Friday, December 02, 2005

Subtitled Fillums

'But most of all, my panache!''Ave you 'eard that extremely annoyingg ad on ze rrradio, where zere iz zome mademoiselle with an accent thicker zan ze cheeze ze size of a tractor wheel encouraging uz to go to some foreign movie fest-ti-val? Mes amis, is it simply the fevered imagination of An Spailpín Fánach, or is that ad just as crass as having someone in blackface singing "My Old Kentucky Home?" It's not like we think it's Sophie Marceau, and don't know that it's actually some boiler whose day job involves raising the standard on Fair City by acting according to The Method. Specifically, the Ronseal Method, I believe.
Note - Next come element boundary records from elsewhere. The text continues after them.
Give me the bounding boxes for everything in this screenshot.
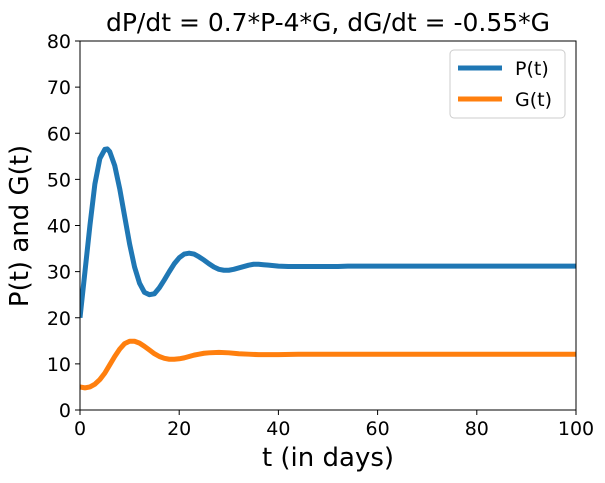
x-tick-label: 20: [167, 418, 191, 440]
y-tick-label: 40: [47, 216, 71, 238]
y-tick-label: 50: [47, 169, 71, 191]
y-tick-label: 30: [47, 262, 71, 284]
legend-label: P(t): [515, 58, 549, 80]
x-tick-label: 80: [465, 418, 489, 440]
x-tick-label: 100: [558, 418, 594, 440]
x-tick-label: 40: [266, 418, 290, 440]
x-tick-label: 0: [74, 418, 86, 440]
chart-title: dP/dt = 0.7*P-4*G, dG/dt = -0.55*G: [106, 8, 550, 37]
y-tick-label: 20: [47, 308, 71, 330]
x-axis-label: t (in days): [262, 443, 394, 473]
y-tick-label: 70: [47, 77, 71, 99]
series-line-gt: [80, 338, 576, 391]
x-tick-label: 60: [366, 418, 390, 440]
y-axis-label: P(t) and G(t): [5, 145, 35, 307]
y-tick-label: 0: [59, 400, 71, 422]
y-tick-label: 10: [47, 354, 71, 376]
series-line-pt: [80, 146, 576, 319]
legend-label: G(t): [515, 89, 552, 111]
y-tick-label: 60: [47, 123, 71, 145]
plot-area: 0 20 40 60 80 100 0 10 20 30 40 50 60 70 80 P(t) G(t): [47, 31, 594, 440]
y-tick-label: 80: [47, 31, 71, 53]
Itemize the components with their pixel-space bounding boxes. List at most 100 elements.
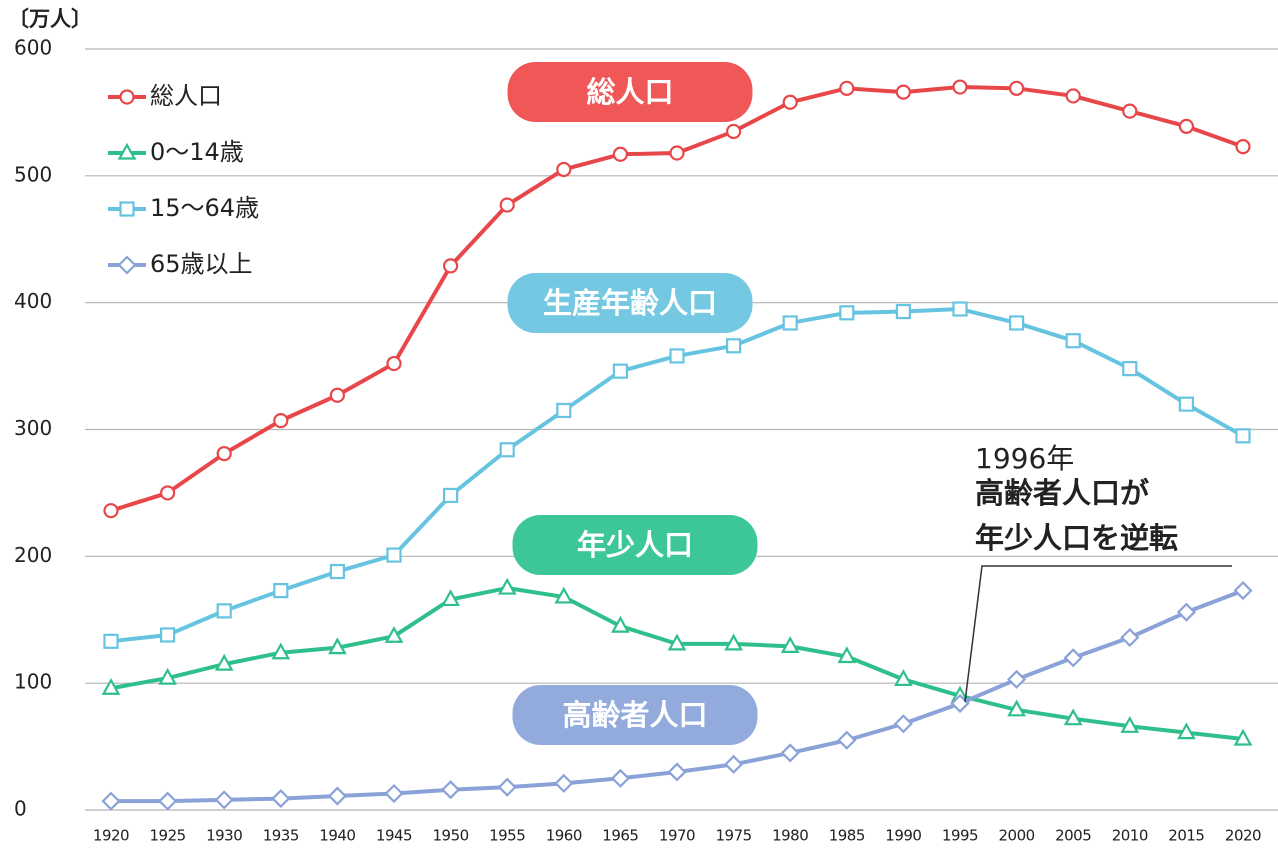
marker [1233,581,1253,601]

Listening to the copy is instructive, though. As advertising copy it is poor, of course, as your faithful chronicler of modern Irish life didn't realise until I came to write this that I have no idea what this festival is for or when it's on. A quick google tells me that the only film festival that's on right now is a German one (meaning we should have some Brunhilde character replace Sophie, shouting "raus! raus! Ze offens are zataway!" I suppose), so that can't be it. The Jameson Film Festival isn't on until February, so it does seem terribly early to be advertising that.

What is interesting however, as we listen to Nat'lie from Fair City trying to sound like Marie Antoniette, is the revalatory insight it gives into the people that run these festivals, and whom they expect to turn up. If we can judge by the this ad, they're not actually looking for anyone who ìs particularly interested in movies. They're just looking for snobs. Someone who wants to go along to a French Film Festival because he, she, or it thinks it'll sound good in Rody Boland's or, God help us, Kehoe's of South Anne Street, later. They'll tell you that the French are so different to Americans, not so bombastic, so much more, I don't know, full of joie de vivre, perhaps? Oh, right, you'll say. So what was this picture about? Oo-er, they say. Haven't a bog.

If they knew their stuff, which of course they don't, they'd realise the French New Wave Cinema of the 'Sixties, the Goddard and Traufaut stuff, was France's tribute to Hollywood, which, like jazz, is a American Art first and foremost. Having a pop at US film, as they do in this film festival ad, is like that vogue in literary criticism that dismissed the Western Canon as simply the work of Dead White Males. If it wasn't for those DWMs, there wouldn't be any literature to criticise, and these goofs would have to get real jobs, instead of wearing black polo neck ganseys and bothering the first years in the Universities of Ireland.

Not that there's anything wrong with a movie just because it's French. I'm just getting a bit annoyed with the notion that everything is right with a movie just beacuse it's not American. The 1990 Cyrano de Bergerac that starred Gerard Depardieau is one of An Spailpín Fánach's favourite movies ("I saw him look at her with his eyes; it was like seeing a slug slither along a rose." Now that's a man that's torching. Quality.) but that's not because it's French. It's because, like any great movie, it takes me to places I've never been and makes me think and feel things I've never thought or all felt. Not because I thought I'd be able to swish around the wine bars of Dublin being gallic and insouciant.

The last movie An Spailpín Fánach went to see in an Art-House Cinema was Sideways, the movie that was billed as a comedy but played very much like a goddamned tragedy to your narrator's terrified eye. I saw it in one of Dublin's leading art-house cinemas, and the biggest laugh of the night, from a two-hour movie, was when George Bush was seen in the background on a TV screen. If you're mixing in a certain society, any reference to George Bush will always get you a cheap laugh. But what's behind the laugh is the notion that we are not some thick like George; we are urbane, cosmopolitan, witty, charming. We wash down our boxty with the finest of fine champagnes. We have a lot to learn.